Renato Rocha Miranda / Divulgação/TV Globo
Renato Rocha Miranda / Divulgação/TV Globo

Aliás, ousadia é a característica do diretor da novela, Luís Fernando Carvalho e do parceiro Frutuoso, diretor de fotografia. A luz utilizada, a fotografia, a caracterização e até o suor dos atores transformaram a novela em cinema, arrancando poesia visual de elementos como terra, água, céu, sertão. Tudo isso prende e exige a atenção de quem assiste à novela. E por isso mesmo os elogios e críticas são os mais diversos. Há quem goste destes diferenciais e veja poesia, arte, nos detalhes. Há quem considera exagero e excêntrico a forma e o conteúdo.

As telenovelas já viraram uma tradição no Brasil e nessa história algumas tramas se destacam, são verdadeiras obras-primas. Roque Santeiro, O Bem Amado, Tieta, Pantanal são alguns exemplos. Criam moda, vendem produtos, ditam tendências, popularizam jargões, ocasionalmente – diante da conjuntura – apoiam causas e fazem história. O país parou para assistir o primeiro beijo gay da teledramaturgia brasileira. Por este motivo, colocar na televisão aberta, em um horário disputado, considerado nobre, temas como a reforma agrária, a luta pela água e a crítica à transposição do Rio que padece a cada dia, é uma ousadia e uma exceção.

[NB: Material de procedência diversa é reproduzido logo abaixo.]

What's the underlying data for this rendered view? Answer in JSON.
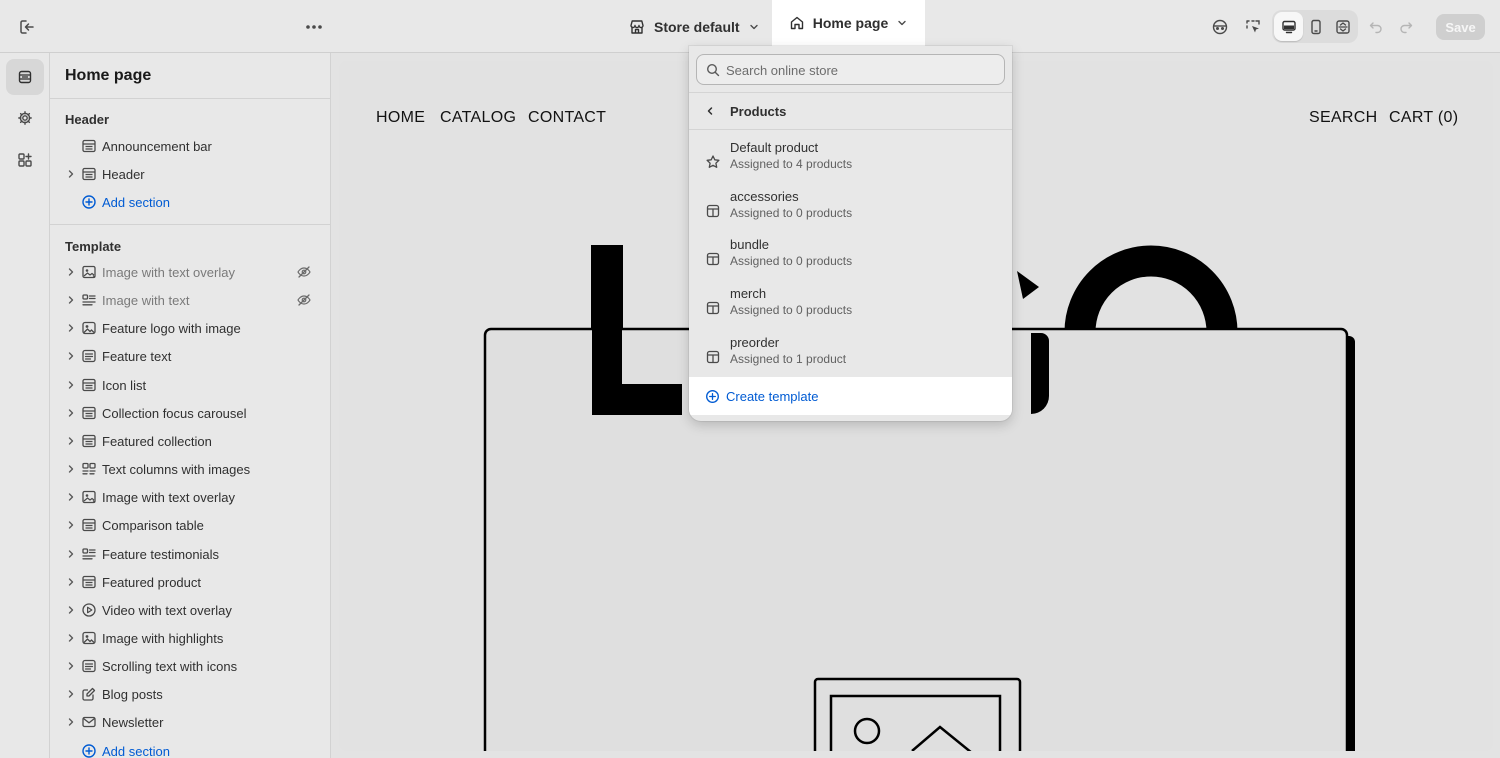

A audiência no horário das 21h na TV aberta, horário destinado às principais tramas, virou o alvo de disputa das grandes emissoras. ‘Velho Chico’ era um projeto que estava engavetado há anos e saiu agora para tentar salvar o ibope da Globo neste horário. A emissora vem perdendo audiência por diversos motivos que dariam um texto sobre o assunto. Mas, o importante é que diante de uma programação tão ruim, a emissora tem que fazer apostas ousadas. A pontuação da novela vem oscilando, mas ainda não bateu os picos de audiência para o horário. Algumas hipóteses podem ser consideradas: 1. A trama se passa no Nordeste, fora do eixo Rio – São Paulo; 2. Retomada de uma narrativa abandonada: ação sem diálogos, muita trilha sonora e uma beleza visual que alguns podem considerar que deixa a trama mais lenta; 3. A abordagem de temas políticos.

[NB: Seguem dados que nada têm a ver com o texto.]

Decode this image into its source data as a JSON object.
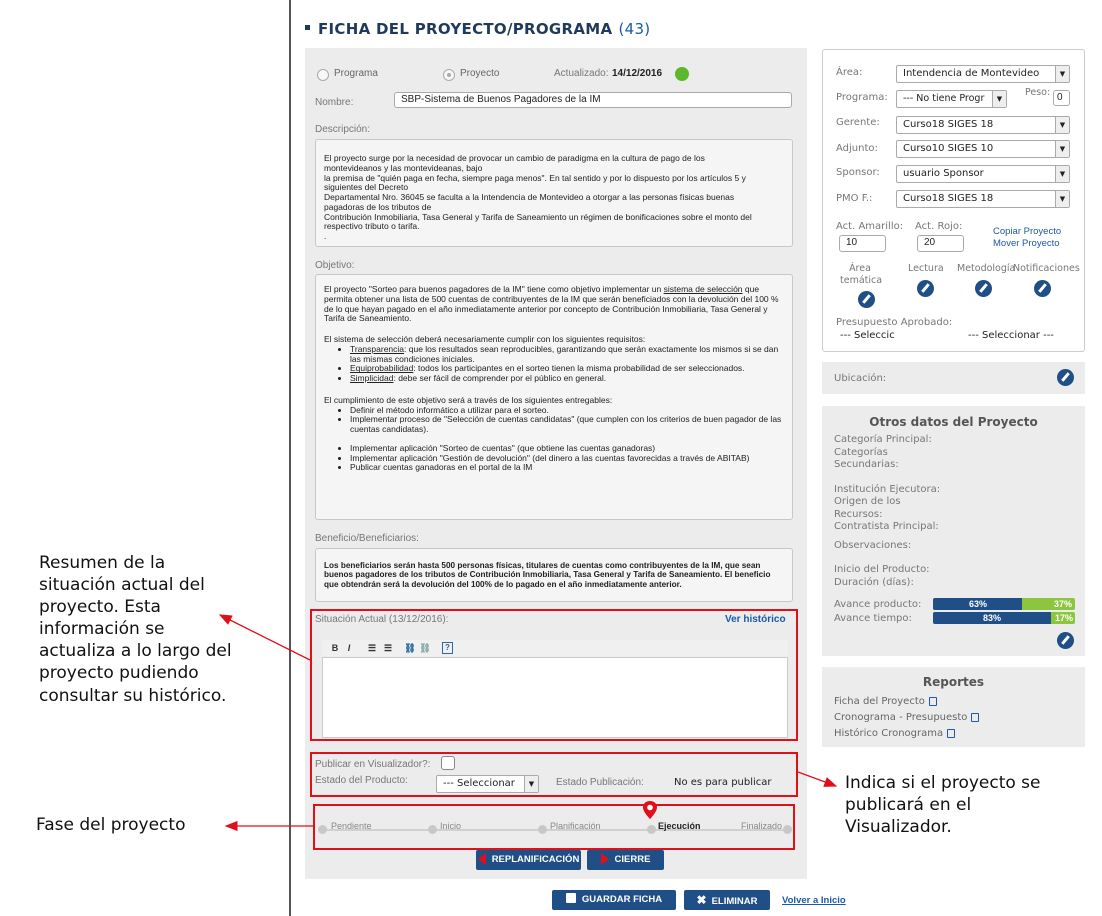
{
  "header": {
    "title": "FICHA DEL PROYECTO/PROGRAMA",
    "count": "(43)"
  },
  "type_selector": {
    "programa": "Programa",
    "proyecto": "Proyecto",
    "actualizado_label": "Actualizado:",
    "actualizado_date": "14/12/2016"
  },
  "nombre": {
    "label": "Nombre:",
    "value": "SBP-Sistema de Buenos Pagadores de la IM"
  },
  "descripcion": {
    "label": "Descripción:",
    "lines": [
      "El proyecto surge por la necesidad de provocar un cambio de paradigma en la cultura de pago de los",
      "montevideanos y las montevideanas, bajo",
      "la premisa de \"quién paga en fecha, siempre paga menos\". En tal sentido y por lo dispuesto por los artículos 5 y",
      "siguientes del Decreto",
      "Departamental Nro. 36045 se faculta a la Intendencia de Montevideo a otorgar a las personas físicas buenas",
      "pagadoras de los tributos de",
      "Contribución Inmobiliaria, Tasa General y Tarifa de Saneamiento un régimen de bonificaciones sobre el monto del",
      "respectivo tributo o tarifa.",
      "."
    ]
  },
  "objetivo": {
    "label": "Objetivo:",
    "intro_a": "El proyecto \"Sorteo para buenos pagadores de la IM\" tiene como objetivo implementar un ",
    "intro_link": "sistema de selección",
    "intro_b": " que permita obtener una lista de 500 cuentas de contribuyentes de la IM que serán beneficiados con la devolución del 100 % de lo que hayan pagado en el año inmediatamente anterior por concepto de Contribución Inmobiliaria, Tasa General y Tarifa de Saneamiento.",
    "req_intro": "El sistema de selección deberá necesariamente cumplir con los siguientes requisitos:",
    "requisitos": [
      {
        "term": "Transparencia",
        "text": ": que los resultados sean reproducibles, garantizando que serán exactamente los mismos si se dan las mismas condiciones iniciales."
      },
      {
        "term": "Equiprobabilidad",
        "text": ": todos los participantes en el sorteo tienen la misma probabilidad de ser seleccionados."
      },
      {
        "term": "Simplicidad",
        "text": ": debe ser fácil de comprender por el público en general."
      }
    ],
    "ent_intro": "El cumplimiento de este objetivo será a través de los siguientes entregables:",
    "entregables_a": [
      "Definir el método informático a utilizar para el sorteo.",
      "Implementar proceso de \"Selección de cuentas candidatas\" (que cumplen con los criterios de buen pagador de las cuentas candidatas)."
    ],
    "entregables_b": [
      "Implementar aplicación \"Sorteo de cuentas\" (que obtiene las cuentas ganadoras)",
      "Implementar aplicación \"Gestión de devolución\" (del dinero a las cuentas favorecidas a través de ABITAB)",
      "Publicar cuentas ganadoras en el portal de la IM"
    ]
  },
  "beneficio": {
    "label": "Beneficio/Beneficiarios:",
    "text": "Los beneficiarios serán hasta 500 personas físicas, titulares de cuentas como contribuyentes de la IM, que sean buenos pagadores de los tributos de Contribución Inmobiliaria, Tasa General y Tarifa de Saneamiento. El beneficio que obtendrán será la devolución del 100% de lo pagado en el año inmediatamente anterior."
  },
  "situacion": {
    "label": "Situación Actual (13/12/2016):",
    "historico_link": "Ver histórico",
    "toolbar": [
      "B",
      "I"
    ]
  },
  "publicar": {
    "label": "Publicar en Visualizador?:",
    "estado_producto_label": "Estado del Producto:",
    "estado_producto_value": "--- Seleccionar",
    "estado_pub_label": "Estado Publicación:",
    "estado_pub_value": "No es para publicar"
  },
  "fases": [
    "Pendiente",
    "Inicio",
    "Planificación",
    "Ejecución",
    "Finalizado"
  ],
  "fase_actual": "Ejecución",
  "actions": {
    "replanificacion": "REPLANIFICACIÓN",
    "cierre": "CIERRE",
    "guardar": "GUARDAR FICHA",
    "eliminar": "ELIMINAR",
    "volver": "Volver a Inicio"
  },
  "side": {
    "area_label": "Área:",
    "area_value": "Intendencia de Montevideo",
    "programa_label": "Programa:",
    "programa_value": "--- No tiene Progr",
    "peso_label": "Peso:",
    "peso_value": "0",
    "gerente_label": "Gerente:",
    "gerente_value": "Curso18 SIGES 18",
    "adjunto_label": "Adjunto:",
    "adjunto_value": "Curso10 SIGES 10",
    "sponsor_label": "Sponsor:",
    "sponsor_value": "usuario Sponsor",
    "pmo_label": "PMO F.:",
    "pmo_value": "Curso18 SIGES 18",
    "amarillo_label": "Act. Amarillo:",
    "amarillo_value": "10",
    "rojo_label": "Act. Rojo:",
    "rojo_value": "20",
    "copiar": "Copiar Proyecto",
    "mover": "Mover Proyecto",
    "icons": [
      "Área temática",
      "Lectura",
      "Metodología",
      "Notificaciones"
    ],
    "presupuesto_label": "Presupuesto Aprobado:",
    "presupuesto_a": "--- Seleccic",
    "presupuesto_b": "--- Seleccionar ---",
    "ubicacion_label": "Ubicación:"
  },
  "otros": {
    "title": "Otros datos del Proyecto",
    "fields": [
      "Categoría Principal:",
      "Categorías",
      "Secundarias:",
      "",
      "Institución Ejecutora:",
      "Origen de los",
      "Recursos:",
      "Contratista Principal:",
      "",
      "Observaciones:",
      "",
      "Inicio del Producto:",
      "Duración (días):"
    ],
    "avance_producto_label": "Avance producto:",
    "avance_producto_a": "63%",
    "avance_producto_b": "37%",
    "avance_producto_fraction": 0.63,
    "avance_tiempo_label": "Avance tiempo:",
    "avance_tiempo_a": "83%",
    "avance_tiempo_b": "17%",
    "avance_tiempo_fraction": 0.83
  },
  "reportes": {
    "title": "Reportes",
    "items": [
      "Ficha del Proyecto",
      "Cronograma - Presupuesto",
      "Histórico Cronograma"
    ]
  },
  "annotations": {
    "left1": [
      "Resumen de la",
      "situación actual del",
      "proyecto. Esta",
      "información se",
      "actualiza a lo largo del",
      "proyecto pudiendo",
      "consultar su histórico."
    ],
    "left2": "Fase del proyecto",
    "right1": [
      "Indica si el proyecto se",
      "publicará en el",
      "Visualizador."
    ]
  },
  "colors": {
    "accent": "#1f4f86",
    "highlight": "#e0101a",
    "green": "#5cb82b"
  }
}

Confesso que assisto a novela com entusiasmo, vejo poesia, vejo arte e vejo política. Enxergo Guimarães Rosa, Graciliano Ramos, Raquel de Queiroz no enredo e na paisagem. Tem dias que os capítulos nos envolvem de tal maneira que não vemos o tempo passar. Como se trata de uma novela, tem aqueles dias que só as imagens do ‘Velho Chico’ e a trilha sonora compensam assistir. E por estes motivos, quero estimular os/as leitores/as a ver a poesia em movimento, ver o Nordeste profundo nas belas imagens e a discutir a atualidade política que toma todas as noites milhões de casas do país no horário nobre da Globo.

Cinco motivos para assistir ‘Velho Chico’, ou pelo menos dar uma espiada

  1. Narrativa ousada: a narrativa e as imagens trabalhadas trazem ao primeiro plano um Brasil profundo que quase ninguém vê e que muitos talvez prefiram não ver.

  2. Poesia Nordestina: A direção da novela sabe, como poucos, fazer poesia com uma câmera na mão. Xangai, como um mestre de cerimônias, conta e canta histórias do Rio São Francisco. Os diálogos são fortes e está lá presente a linguagem do sertanejo mais simples, seu amor à terra, sua religiosidade para não perder esperança de chuva que amenize a seca, a coragem de arrancar da lida cotidiana a alegria para sobreviver.

  3. Poesia visual: a fotografia enche os olhos, a alma e arrepia. É um espetáculo. Há um tratamento especial na luminosidade e textura das imagens. Fotografia de cinema em uma novela. Vemos tons terrosos no núcleo pobre, as luzes que se refletem nas águas do rio e as cores fortes, o barroco carregado do interior da casa dos ricos. Preste atenção nas cores, e nas texturas. Cada personagem tem uma fotografia, que ajuda também a compor a narrativa da história. A luz é personagem: a luz do céu, a do sertão, criam uma aura dourada e, ao mesmo tempo, uma textura terrosa.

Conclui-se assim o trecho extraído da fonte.